Equally important is how you develop the playground for your toy’s shoot. Some set-ups will require external lighting to tell the story or capture the tiny details properly. An interesting composition would go to waste if you can’t light the set well so do consider an external flash, additional light sources, or a reflector if you’re planning to use natural light. To enhance the mood of the scene, try experimenting with coloured lights for your shoot. If you don't have filter gels, you can always wrap the light with a coloured cellophane paper for a quick fix to get similar effect.

Use a tripod for a stable shot and have some adhesive products (such as Blu Tack) handy to keep your toys in position. Other useful tools include tweezers and scissors to take care of the little details that will be captured on screen. Shooting small toys sometimes mean that dust and lint will be very visible in the photos, so have some wet wipes or multi-purpose cleaner on hand to fix that.

THE RIGHT GEAR

The camera settings and lens you use will also make a difference to the quality of the final product. Consider the aperture and shutter speed to enhance the visual quality as well as the story of the photo. As most of the shots would be close-up shots of tiny objects, it’s advisable to switch to manual settings on your camera to get the desired depth of field. In general, you can choose a wide aperture to efficiently capture toys of a certain size but sometimes it takes a bit of trial and error to get it perfect.

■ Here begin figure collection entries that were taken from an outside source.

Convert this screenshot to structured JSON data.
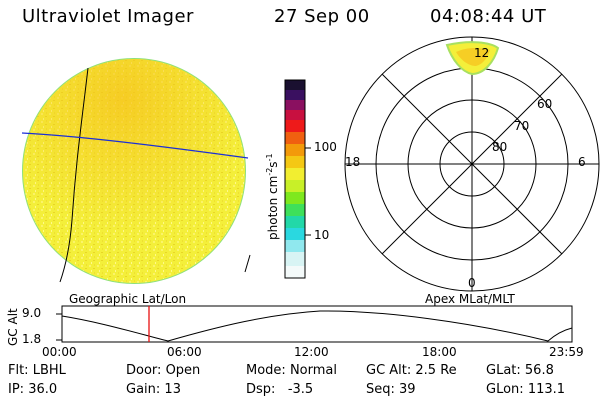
{
  "header": {
    "instrument": "Ultraviolet Imager",
    "date": "27 Sep 00",
    "time": "04:08:44 UT"
  },
  "colorbar": {
    "unit_label": "photon cm",
    "unit_exp1": "-2",
    "unit_mid": "s",
    "unit_exp2": "-1",
    "ticks": [
      "100",
      "10"
    ]
  },
  "polar_plot": {
    "mlt_labels": {
      "top": "12",
      "left": "18",
      "right": "6",
      "bottom": "0"
    },
    "mlat_labels": [
      "60",
      "70",
      "80"
    ]
  },
  "altitude_panel": {
    "ylabel": "GC Alt",
    "y_ticks": [
      "9.0",
      "1.8"
    ],
    "left_title": "Geographic Lat/Lon",
    "right_title": "Apex MLat/MLT",
    "x_ticks": [
      "00:00",
      "06:00",
      "12:00",
      "18:00",
      "23:59"
    ]
  },
  "status": {
    "flt": {
      "label": "Flt:",
      "value": "LBHL"
    },
    "door": {
      "label": "Door:",
      "value": "Open"
    },
    "mode": {
      "label": "Mode:",
      "value": "Normal"
    },
    "gcalt": {
      "label": "GC Alt:",
      "value": "2.5 Re"
    },
    "glat": {
      "label": "GLat:",
      "value": "56.8"
    },
    "ip": {
      "label": "IP:",
      "value": "36.0"
    },
    "gain": {
      "label": "Gain:",
      "value": "13"
    },
    "dsp": {
      "label": "Dsp:",
      "value": "-3.5"
    },
    "seq": {
      "label": "Seq:",
      "value": "39"
    },
    "glon": {
      "label": "GLon:",
      "value": "113.1"
    }
  }
}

The bokeh effect is also a popular technique to use in toy photography as it gives the proper focus on the toy or act as an element of interaction between the toy and background. To achieve this, the NIKKOR Z 40mm f/2 is a handy lens that provides a dreamy bokeh while achieving faster shutter speeds with minimal camera shakes thanks to its maximum aperture value.

Alternatively, lenses that let you get close to your subject distance with a short minimum focus distance allow you to use a narrow aperture value of f/4 or f/5.6 without compromising your intended depth of field.

FRAMING THE STORY

When it comes to composition and angles, remember that variety is the spice of life. While we understand it can be quite a feat to get your toys in the perfect position for your shot, don't be afraid to move around and try various angles or camera settings. You don’t even have to stick to strictly close-ups either. Wide angle shots can also tell the story from a different perspective.

Now that the shoot is done, what do you do with the photos? If you have a website or an online portfolio, you can publish it as a photo story in a gallery format. Alternatively, Instagram’s function of publishing a series of photos is ideal to showcase your toy photography endeavours. Each slide can push the plot forward as your toy’s adventure progresses.

Now you’re ready to bring all your technical and creative skills into play and let your imagination run wild!